Even during his time in punk rock, Dean says, he noticed his compadres trading in mosh pits for Dead lots. Many local punk fans around Dean made their way to Dead tours in the late 1980s, when the band found mainstream success thanks to their hit single "Touch of Grey." It made sense, he says, considering how DIY-oriented both punk and Dead culture are. But the Dead didn't get Dean's attention until the early 2000s, when he finally became a fan.
A friend who owed Dean a favor printed the first shirts in 2011. Dean gave many of them away because he thought of the project as a joke. But they took off.
Around 2016, the year Dean met with Mayer, the line became a coveted streetwear brand. Runs, Dean says, typically number about 100 pieces, and are announced online via his personal Instagram page — as well as a backup page, @TwinAstronauts, and a newsletter — often just hours before a release.

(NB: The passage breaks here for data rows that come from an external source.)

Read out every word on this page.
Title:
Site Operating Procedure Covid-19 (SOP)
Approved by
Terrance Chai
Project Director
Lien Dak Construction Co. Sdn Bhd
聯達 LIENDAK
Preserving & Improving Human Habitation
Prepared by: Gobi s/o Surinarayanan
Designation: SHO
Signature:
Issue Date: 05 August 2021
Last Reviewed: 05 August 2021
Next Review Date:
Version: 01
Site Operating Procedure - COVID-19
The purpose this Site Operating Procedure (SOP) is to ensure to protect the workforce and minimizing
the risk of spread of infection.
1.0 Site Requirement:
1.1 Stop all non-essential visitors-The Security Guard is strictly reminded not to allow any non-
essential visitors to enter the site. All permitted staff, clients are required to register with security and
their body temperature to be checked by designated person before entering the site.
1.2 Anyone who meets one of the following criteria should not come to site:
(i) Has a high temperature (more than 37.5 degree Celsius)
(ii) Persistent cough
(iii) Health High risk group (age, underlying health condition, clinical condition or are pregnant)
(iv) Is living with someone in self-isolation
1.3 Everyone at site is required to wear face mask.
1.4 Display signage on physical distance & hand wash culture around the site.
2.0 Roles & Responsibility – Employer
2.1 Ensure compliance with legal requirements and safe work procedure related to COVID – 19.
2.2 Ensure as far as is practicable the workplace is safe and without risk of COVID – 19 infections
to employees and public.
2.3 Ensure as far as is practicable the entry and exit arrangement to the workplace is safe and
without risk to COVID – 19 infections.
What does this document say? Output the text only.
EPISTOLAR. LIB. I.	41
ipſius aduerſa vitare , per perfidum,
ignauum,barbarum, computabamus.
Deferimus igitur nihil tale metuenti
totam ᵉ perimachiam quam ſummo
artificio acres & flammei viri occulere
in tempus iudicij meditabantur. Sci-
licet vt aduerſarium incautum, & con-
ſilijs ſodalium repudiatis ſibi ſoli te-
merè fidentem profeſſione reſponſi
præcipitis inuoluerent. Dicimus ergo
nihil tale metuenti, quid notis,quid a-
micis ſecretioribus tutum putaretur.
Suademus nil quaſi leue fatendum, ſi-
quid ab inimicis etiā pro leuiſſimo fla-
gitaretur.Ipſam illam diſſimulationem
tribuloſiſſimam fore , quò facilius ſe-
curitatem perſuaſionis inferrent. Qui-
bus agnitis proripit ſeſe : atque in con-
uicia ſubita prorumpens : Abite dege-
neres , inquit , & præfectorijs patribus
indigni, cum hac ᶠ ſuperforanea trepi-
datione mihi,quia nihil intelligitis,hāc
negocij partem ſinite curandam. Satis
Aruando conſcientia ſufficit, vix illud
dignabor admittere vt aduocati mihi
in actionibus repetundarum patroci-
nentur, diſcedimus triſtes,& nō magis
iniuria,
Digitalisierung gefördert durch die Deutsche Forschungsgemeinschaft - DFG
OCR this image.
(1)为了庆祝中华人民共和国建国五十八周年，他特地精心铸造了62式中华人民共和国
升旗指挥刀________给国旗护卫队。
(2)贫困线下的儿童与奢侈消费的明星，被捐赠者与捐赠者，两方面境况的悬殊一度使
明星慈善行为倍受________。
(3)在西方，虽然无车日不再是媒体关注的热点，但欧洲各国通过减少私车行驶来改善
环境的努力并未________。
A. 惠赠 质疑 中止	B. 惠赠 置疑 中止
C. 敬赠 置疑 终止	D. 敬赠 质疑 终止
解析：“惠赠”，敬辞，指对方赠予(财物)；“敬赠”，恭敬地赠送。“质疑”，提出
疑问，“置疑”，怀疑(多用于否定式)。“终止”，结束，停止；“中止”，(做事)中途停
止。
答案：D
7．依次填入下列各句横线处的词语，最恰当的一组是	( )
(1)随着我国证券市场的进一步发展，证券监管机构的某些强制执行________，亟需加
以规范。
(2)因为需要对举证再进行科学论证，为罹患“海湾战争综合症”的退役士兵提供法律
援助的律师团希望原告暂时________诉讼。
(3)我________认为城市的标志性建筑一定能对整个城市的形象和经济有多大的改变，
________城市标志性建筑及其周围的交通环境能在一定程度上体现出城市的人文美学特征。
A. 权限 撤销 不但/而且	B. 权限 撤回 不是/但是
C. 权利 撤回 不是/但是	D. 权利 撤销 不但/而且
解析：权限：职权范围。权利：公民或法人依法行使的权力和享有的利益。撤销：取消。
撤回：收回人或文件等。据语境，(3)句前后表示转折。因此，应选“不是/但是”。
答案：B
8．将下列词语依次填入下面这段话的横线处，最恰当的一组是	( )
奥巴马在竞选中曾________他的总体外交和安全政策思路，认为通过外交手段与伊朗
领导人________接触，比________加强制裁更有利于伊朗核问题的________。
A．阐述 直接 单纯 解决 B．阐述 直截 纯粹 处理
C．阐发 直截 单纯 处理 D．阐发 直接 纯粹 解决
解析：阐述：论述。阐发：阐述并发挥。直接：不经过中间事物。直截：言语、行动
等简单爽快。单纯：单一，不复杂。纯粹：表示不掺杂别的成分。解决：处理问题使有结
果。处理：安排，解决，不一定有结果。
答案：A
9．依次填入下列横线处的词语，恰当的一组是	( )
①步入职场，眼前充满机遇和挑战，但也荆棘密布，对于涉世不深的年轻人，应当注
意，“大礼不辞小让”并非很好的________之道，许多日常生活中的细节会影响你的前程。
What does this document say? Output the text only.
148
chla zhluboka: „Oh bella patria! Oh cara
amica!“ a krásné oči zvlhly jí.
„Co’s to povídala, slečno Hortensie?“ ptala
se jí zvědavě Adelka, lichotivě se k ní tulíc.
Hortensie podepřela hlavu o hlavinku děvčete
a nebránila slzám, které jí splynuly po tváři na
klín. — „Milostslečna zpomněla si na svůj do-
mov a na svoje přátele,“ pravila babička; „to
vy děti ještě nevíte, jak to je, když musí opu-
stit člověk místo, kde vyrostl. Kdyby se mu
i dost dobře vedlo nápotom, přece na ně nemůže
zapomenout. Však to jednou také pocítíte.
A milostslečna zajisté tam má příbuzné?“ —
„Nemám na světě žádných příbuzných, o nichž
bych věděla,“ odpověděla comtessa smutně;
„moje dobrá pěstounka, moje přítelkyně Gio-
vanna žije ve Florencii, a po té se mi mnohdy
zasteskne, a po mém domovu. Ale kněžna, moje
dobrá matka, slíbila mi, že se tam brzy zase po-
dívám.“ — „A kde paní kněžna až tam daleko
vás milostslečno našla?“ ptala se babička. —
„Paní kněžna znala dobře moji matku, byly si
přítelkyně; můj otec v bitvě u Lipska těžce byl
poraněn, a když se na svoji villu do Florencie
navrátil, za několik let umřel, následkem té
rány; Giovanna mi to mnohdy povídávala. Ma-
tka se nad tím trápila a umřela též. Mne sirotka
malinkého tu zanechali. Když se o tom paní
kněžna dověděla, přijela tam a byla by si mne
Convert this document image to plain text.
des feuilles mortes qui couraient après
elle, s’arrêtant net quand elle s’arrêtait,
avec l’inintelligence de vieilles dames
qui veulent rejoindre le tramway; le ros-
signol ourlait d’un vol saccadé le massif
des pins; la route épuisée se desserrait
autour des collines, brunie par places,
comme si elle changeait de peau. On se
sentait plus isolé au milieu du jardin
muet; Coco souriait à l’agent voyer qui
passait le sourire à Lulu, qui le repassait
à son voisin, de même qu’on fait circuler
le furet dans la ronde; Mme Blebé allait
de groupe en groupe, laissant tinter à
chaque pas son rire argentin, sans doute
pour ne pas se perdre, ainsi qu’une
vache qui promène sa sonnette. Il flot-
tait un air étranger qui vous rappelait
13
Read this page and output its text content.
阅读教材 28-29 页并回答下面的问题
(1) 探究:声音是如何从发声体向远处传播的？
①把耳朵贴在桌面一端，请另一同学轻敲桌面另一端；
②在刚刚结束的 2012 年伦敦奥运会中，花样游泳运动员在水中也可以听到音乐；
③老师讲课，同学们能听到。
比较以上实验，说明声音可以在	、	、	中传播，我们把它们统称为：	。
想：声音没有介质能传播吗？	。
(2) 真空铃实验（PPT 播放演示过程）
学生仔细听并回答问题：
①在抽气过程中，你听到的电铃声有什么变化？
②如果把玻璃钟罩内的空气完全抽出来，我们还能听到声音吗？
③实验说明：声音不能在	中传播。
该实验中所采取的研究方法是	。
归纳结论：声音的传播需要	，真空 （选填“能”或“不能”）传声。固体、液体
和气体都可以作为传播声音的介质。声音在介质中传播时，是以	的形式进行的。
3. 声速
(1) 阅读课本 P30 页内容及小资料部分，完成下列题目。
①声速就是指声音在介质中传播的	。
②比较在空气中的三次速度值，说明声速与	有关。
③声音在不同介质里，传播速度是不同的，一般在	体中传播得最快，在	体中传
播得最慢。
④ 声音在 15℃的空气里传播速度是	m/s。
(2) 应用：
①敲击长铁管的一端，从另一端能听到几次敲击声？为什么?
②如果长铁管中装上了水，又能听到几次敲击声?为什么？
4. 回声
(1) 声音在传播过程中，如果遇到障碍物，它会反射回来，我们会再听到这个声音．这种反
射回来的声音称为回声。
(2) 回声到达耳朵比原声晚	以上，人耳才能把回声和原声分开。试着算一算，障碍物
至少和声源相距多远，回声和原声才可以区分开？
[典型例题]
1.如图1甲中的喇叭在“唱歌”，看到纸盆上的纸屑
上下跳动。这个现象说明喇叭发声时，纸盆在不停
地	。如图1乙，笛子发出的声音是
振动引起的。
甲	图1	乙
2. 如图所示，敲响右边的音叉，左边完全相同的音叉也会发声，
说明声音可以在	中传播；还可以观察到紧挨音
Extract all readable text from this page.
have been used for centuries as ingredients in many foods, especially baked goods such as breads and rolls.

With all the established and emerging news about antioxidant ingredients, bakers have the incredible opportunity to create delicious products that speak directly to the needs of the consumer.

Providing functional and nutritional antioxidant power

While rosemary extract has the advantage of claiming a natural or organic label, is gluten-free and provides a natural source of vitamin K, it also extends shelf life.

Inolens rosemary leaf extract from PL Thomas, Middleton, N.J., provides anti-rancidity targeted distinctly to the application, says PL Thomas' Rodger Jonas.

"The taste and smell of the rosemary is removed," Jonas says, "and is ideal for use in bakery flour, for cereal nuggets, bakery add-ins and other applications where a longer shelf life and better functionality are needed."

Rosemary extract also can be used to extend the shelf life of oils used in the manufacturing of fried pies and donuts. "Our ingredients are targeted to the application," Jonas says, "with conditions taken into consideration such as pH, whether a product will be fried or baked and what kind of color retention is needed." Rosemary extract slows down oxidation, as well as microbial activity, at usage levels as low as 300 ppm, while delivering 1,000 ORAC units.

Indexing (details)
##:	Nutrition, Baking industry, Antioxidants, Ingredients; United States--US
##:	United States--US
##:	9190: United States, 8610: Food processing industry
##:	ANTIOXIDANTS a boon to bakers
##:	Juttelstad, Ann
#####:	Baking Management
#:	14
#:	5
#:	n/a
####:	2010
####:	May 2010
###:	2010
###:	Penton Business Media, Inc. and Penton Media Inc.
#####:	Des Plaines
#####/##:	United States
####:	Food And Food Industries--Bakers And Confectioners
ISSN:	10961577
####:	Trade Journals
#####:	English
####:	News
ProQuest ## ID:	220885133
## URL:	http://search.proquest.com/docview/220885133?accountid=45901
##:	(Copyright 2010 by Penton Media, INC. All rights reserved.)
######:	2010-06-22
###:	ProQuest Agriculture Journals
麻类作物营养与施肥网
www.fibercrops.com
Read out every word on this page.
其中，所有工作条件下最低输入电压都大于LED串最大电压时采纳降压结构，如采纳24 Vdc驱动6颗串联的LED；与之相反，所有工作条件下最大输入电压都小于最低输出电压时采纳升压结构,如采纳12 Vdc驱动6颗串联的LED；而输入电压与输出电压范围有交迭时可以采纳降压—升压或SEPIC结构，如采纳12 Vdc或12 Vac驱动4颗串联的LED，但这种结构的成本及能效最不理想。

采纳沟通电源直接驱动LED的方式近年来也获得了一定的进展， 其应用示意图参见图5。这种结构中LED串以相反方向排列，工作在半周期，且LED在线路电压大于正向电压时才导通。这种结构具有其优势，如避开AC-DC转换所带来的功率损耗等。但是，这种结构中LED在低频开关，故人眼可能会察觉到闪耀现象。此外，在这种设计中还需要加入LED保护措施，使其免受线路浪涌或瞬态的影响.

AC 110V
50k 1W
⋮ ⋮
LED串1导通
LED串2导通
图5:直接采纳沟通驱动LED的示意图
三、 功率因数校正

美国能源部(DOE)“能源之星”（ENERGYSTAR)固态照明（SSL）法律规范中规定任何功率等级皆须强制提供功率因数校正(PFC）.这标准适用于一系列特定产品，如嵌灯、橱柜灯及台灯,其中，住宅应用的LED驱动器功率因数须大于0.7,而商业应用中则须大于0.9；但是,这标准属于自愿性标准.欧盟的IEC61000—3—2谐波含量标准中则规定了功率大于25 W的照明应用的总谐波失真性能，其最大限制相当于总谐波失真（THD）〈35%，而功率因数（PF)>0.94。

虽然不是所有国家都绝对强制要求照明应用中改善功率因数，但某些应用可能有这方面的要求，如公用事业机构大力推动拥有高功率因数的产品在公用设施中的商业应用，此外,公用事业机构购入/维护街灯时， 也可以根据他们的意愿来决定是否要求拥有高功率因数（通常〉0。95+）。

Why the line has been so successful, Dean says, is anybody's guess. When he launched it there was no larger cultural movement around the Dead or their merchandise. But as he continued making shirts, a subculture of bootleg gear began to crop up around the band, which Dean today credits with the Dead's newfound popularity.
"Some of the guys in Dead & Co., especially John, realize that this bootleg T-shirt business is helping drive the fans," he says. "It injects a little younger life into that world."
Despite that popularity, don't expect to find a big footprint for the brand online. Rather than leave up a website every day, Dean activates the WOBF online store only during releases and shuts it down once they sell out. That way, he says, the brand can be something of a moving target — an important aspect, considering the legal gray area in which his bootleg-inspired Ts exist.
"I think that there's a possibility to do something else on a larger scale, in a more legal way, at some point," Dean says. "I can't really let my foot off the brake with this, which keeps it fun. There are still some illegal parts. If it's fully legal, it kind of takes the fun out of it a little."